A Florida Libertarian running for President said it is time to end qualified immunity for police and “let markets impose cultural advancements.”




Mike ter Maat, candidate for the Libertarian Party Presidential nomination, believes the answer is liability insurance. He reflected on the issue after the beating of unarmed Tyre Nichols by Memphis police caused his death.

“As libertarians, we understand the problems posed by qualified immunity: that holding government agents accountable is the only way to protect our individual rights, that transparency is the only way to promote faith in our community institutions, and that inhibiting the ability of victims to seek redress in court is downright un-American,” the Florida Libertarian said. “Though it is true that qualified immunity directly affects relatively few cases, and no criminal cases, the principle itself stands in stark contrast to our own principles as libertarians.”

He said violence is learned behavior and related what happened to mob behavior.

“To be clear, police culture has been improving, which surely says more about how bad was the past than how good is the present,” ter Maat said. “I personally saw progress over the course of the relatively brief eleven years that I worked as a police officer in Broward County. But as anyone who has worked both as a LEO and in a job with bottom-line responsibility can tell you, there remains an unnatural buffer between an officer’s actions and personal responsibility.”

In addressing the need for qualified immunity to protect officers operating in good faith, the Libertarian candidate said liability insurance would be the market solution, adding that courts have not extended immunity to doctors, who, as a result, acquire malpractice insurance for protection.

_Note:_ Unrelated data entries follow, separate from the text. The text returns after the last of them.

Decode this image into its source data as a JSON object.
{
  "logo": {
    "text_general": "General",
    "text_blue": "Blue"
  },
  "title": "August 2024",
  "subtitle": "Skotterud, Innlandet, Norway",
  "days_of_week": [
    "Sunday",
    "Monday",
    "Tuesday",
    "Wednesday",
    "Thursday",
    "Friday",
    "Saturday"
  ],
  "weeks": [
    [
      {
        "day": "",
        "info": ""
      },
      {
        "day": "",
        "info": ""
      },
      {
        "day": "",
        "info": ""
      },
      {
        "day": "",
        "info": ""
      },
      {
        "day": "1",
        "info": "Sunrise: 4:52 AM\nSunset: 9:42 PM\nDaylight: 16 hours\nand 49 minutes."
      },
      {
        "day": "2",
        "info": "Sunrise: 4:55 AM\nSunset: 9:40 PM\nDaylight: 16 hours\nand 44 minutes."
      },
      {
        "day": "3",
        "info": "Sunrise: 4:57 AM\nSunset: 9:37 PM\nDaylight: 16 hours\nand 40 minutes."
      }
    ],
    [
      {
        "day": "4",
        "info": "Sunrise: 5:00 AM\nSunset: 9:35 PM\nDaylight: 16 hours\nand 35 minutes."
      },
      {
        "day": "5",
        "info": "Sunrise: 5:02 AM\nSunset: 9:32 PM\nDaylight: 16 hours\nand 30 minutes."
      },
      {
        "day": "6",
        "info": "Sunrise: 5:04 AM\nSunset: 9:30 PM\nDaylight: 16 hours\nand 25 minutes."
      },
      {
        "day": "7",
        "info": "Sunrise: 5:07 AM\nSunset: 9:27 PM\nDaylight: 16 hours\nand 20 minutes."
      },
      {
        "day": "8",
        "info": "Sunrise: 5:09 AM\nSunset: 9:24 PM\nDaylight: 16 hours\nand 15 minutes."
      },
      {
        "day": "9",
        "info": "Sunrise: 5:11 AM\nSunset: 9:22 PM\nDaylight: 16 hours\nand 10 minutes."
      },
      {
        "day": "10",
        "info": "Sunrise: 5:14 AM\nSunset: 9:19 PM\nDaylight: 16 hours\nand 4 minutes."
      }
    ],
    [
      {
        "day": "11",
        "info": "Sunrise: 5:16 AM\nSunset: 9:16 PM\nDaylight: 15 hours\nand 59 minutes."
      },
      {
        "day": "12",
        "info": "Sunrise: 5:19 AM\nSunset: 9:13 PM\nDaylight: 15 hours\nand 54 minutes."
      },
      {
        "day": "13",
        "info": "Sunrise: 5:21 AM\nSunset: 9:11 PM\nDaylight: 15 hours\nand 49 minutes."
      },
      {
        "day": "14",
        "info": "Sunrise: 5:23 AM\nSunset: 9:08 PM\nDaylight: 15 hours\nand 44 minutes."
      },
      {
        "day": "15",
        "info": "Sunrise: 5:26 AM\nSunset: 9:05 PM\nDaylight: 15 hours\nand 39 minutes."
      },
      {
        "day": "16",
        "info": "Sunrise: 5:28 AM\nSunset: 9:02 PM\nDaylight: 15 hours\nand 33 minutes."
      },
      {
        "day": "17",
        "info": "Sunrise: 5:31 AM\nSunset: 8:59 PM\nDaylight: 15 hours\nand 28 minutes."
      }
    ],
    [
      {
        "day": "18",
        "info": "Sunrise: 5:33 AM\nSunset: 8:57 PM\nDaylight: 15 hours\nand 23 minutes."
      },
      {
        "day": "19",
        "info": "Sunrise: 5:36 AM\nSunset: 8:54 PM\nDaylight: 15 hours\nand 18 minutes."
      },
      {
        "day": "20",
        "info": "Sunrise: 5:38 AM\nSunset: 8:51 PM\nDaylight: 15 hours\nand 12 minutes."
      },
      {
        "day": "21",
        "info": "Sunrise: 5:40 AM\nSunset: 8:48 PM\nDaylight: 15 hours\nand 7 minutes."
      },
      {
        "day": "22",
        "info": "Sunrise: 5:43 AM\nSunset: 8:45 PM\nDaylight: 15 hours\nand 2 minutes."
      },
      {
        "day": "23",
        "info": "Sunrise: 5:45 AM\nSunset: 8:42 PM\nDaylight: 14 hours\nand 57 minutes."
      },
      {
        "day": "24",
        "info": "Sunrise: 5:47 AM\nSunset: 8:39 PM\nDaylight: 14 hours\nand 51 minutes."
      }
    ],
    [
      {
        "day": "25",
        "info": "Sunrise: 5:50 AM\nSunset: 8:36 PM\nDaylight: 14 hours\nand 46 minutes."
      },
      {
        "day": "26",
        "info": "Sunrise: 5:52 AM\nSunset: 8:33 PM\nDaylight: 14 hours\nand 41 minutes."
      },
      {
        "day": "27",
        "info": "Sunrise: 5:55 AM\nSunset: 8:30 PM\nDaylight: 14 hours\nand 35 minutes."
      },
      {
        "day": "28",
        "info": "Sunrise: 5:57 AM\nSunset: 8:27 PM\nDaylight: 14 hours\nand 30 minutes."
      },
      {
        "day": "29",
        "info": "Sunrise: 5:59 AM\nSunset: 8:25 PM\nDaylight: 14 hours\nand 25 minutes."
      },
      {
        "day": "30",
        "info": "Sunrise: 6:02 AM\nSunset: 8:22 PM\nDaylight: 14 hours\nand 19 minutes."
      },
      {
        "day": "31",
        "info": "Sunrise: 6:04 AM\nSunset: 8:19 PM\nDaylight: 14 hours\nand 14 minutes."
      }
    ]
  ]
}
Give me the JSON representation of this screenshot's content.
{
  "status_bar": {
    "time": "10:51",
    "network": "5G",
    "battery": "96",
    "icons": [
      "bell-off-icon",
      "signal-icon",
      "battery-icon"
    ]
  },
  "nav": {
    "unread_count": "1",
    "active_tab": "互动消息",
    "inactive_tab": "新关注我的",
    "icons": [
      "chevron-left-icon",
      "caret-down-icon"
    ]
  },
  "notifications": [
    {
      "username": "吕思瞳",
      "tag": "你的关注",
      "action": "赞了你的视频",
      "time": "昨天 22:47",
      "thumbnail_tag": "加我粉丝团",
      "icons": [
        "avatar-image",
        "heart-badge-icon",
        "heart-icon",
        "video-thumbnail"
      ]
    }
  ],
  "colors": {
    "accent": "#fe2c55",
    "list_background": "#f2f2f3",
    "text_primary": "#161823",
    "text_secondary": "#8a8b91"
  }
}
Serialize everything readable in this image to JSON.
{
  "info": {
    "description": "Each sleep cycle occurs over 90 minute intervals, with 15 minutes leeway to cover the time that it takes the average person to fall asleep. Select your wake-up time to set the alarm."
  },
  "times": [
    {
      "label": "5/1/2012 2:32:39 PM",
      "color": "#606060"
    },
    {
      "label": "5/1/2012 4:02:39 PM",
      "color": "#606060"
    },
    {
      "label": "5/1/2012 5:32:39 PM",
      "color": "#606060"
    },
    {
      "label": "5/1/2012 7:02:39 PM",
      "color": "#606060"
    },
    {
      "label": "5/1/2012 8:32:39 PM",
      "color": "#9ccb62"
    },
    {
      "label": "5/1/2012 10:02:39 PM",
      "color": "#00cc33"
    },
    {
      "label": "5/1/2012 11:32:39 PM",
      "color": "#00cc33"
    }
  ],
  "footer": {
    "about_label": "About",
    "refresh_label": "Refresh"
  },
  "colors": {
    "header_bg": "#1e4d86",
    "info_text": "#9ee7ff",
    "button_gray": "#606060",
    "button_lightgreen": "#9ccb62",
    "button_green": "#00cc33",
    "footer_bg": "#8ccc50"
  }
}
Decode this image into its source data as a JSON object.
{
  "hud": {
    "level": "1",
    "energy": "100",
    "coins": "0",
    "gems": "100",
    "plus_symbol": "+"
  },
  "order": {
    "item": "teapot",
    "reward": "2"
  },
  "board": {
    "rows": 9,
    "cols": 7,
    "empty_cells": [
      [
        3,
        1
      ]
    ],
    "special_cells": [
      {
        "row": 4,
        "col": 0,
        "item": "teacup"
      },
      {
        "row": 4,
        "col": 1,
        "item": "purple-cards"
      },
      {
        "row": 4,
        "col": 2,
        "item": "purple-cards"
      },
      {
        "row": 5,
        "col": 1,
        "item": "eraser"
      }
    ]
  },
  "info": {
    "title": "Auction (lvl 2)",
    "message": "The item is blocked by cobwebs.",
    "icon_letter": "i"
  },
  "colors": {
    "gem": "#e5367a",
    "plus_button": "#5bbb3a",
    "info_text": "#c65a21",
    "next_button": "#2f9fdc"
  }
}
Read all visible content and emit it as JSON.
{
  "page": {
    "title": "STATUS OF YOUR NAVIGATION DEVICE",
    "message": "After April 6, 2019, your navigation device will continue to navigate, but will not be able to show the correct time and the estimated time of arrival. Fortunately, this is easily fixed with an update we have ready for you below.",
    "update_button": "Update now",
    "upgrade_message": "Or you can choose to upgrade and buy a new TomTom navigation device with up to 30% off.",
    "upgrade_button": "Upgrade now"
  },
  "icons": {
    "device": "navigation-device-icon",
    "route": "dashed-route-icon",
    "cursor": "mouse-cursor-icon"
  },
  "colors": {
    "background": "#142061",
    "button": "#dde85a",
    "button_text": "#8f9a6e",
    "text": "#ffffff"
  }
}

“Ending qualified immunity would be a first step toward signaling to police that police culture must change,” Libertarian Mike ter Maat said. “It would also be a first step toward introducing a third-party private-sector check on police officers’ adherence to best practices. Liability insurance providers could not be stymied by unions or employers reticent to provide the performance and training records necessary to rate the risks presented by individual officers. This is how we as libertarians would want markets to work and this is how we as citizens would want culture to change.”